Menghadapi pedang di tangan Han Le saja sudah berat baginya, apalagi kini ditambah oleh pedang Sui Ceng dan tombak Kun Beng. Mereka bertiga adalah murid-murid dari tokoh-tokoh besar di dunia kang-ouw, maka betapapun tangguh ilmu toyanya, dia terdesak hebat sekali.

“Kalian curang! Main keroyokan!” bentaknya berulang-ulang sambil memutar toyanya dengan nekat.

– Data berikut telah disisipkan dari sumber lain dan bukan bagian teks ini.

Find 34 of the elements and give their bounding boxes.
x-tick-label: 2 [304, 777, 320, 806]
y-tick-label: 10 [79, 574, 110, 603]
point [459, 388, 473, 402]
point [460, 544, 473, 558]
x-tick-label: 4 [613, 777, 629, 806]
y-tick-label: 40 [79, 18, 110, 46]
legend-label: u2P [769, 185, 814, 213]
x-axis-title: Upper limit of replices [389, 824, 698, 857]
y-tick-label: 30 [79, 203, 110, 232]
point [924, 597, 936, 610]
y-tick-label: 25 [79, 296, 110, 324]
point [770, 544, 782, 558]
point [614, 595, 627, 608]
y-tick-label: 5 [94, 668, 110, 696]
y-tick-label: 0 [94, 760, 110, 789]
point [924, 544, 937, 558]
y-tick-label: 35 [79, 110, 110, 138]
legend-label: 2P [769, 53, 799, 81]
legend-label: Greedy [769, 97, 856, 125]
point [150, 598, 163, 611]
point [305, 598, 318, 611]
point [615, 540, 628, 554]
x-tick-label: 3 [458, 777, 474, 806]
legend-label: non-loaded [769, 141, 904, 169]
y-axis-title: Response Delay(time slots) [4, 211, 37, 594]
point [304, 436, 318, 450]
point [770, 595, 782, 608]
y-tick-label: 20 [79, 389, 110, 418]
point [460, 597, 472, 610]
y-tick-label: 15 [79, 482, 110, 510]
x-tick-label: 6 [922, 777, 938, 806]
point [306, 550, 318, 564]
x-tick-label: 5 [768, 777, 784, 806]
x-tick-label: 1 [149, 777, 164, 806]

“Membunuh seekor anjing jahat atau ular keji tak perlu menggunakan aturan lagi. Kau lebih jahat daripada anjing penjilat atau ular!” seru Kun Beng sambil mempercepat permainan tombaknya. Sui Ceng juga mempercepat gerakan pedangnya.

“Traaang! Traaang!”

Lu Thong mengeluh dan roboh. Ia berhasil menangkis pedang dan tombak Sui Ceng dan Kun Beng, akan tetapi karena datangnya serangan itu cepat dan kuat sekali, toyanya terlepas dari tangannya dan pada saat itu, Han Le dapat mengirim tendangan yang mengenai lututnya sehingga Lu Thong terlempar dan roboh dengan sambungan lutut terlepas! Ia tak berdaya lagi dan meramkan mata sambil menggigit bibir, menanti datangnya senjata lawan yang akan menamatkan riwayatnya.

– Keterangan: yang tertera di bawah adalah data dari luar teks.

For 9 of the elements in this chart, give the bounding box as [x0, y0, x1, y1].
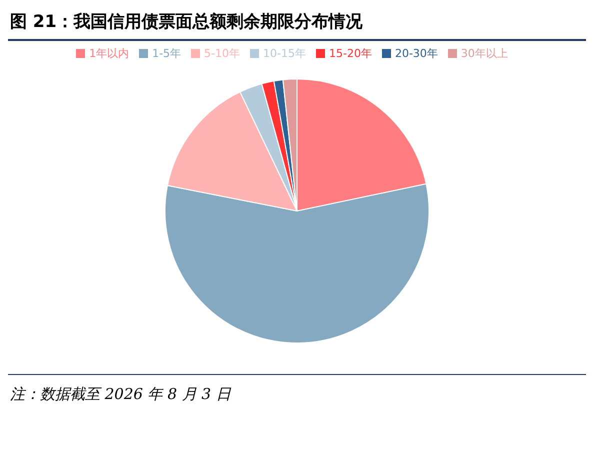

“Tahan dulu! Jangan bunuh dia!!” tiba-tiba terdengar suara orang berseru dan tahu-tahu ketika bayangan orang berkelebat, di depan Lu Thong telah berdiri seorang pemuda yang berpakaian sederhana dan bersikap tenang sekali.

Sui Ceng berubah air mukanya ketika mengenal bahwa pemuda yang datang ini bukan lain adalah Kwan Cu! Akan tetapi, di depan tunangannya, ia diam saja karena merasa malu untuk menegur pemuda ini, apalagi kedatangannya demikian aneh, seakan-akan hendak membela Lu Thong, manusia yang dianggap tidak berbudi dan patut dibunuh itu.

“Hm, siapakah kau dan mengapa kau menahan kami yang hendak membunuh bangsat ini?” tanya Han Le penasaran dan sepasang matanya yang amat tajam menentang pandang mata Kwan Cu.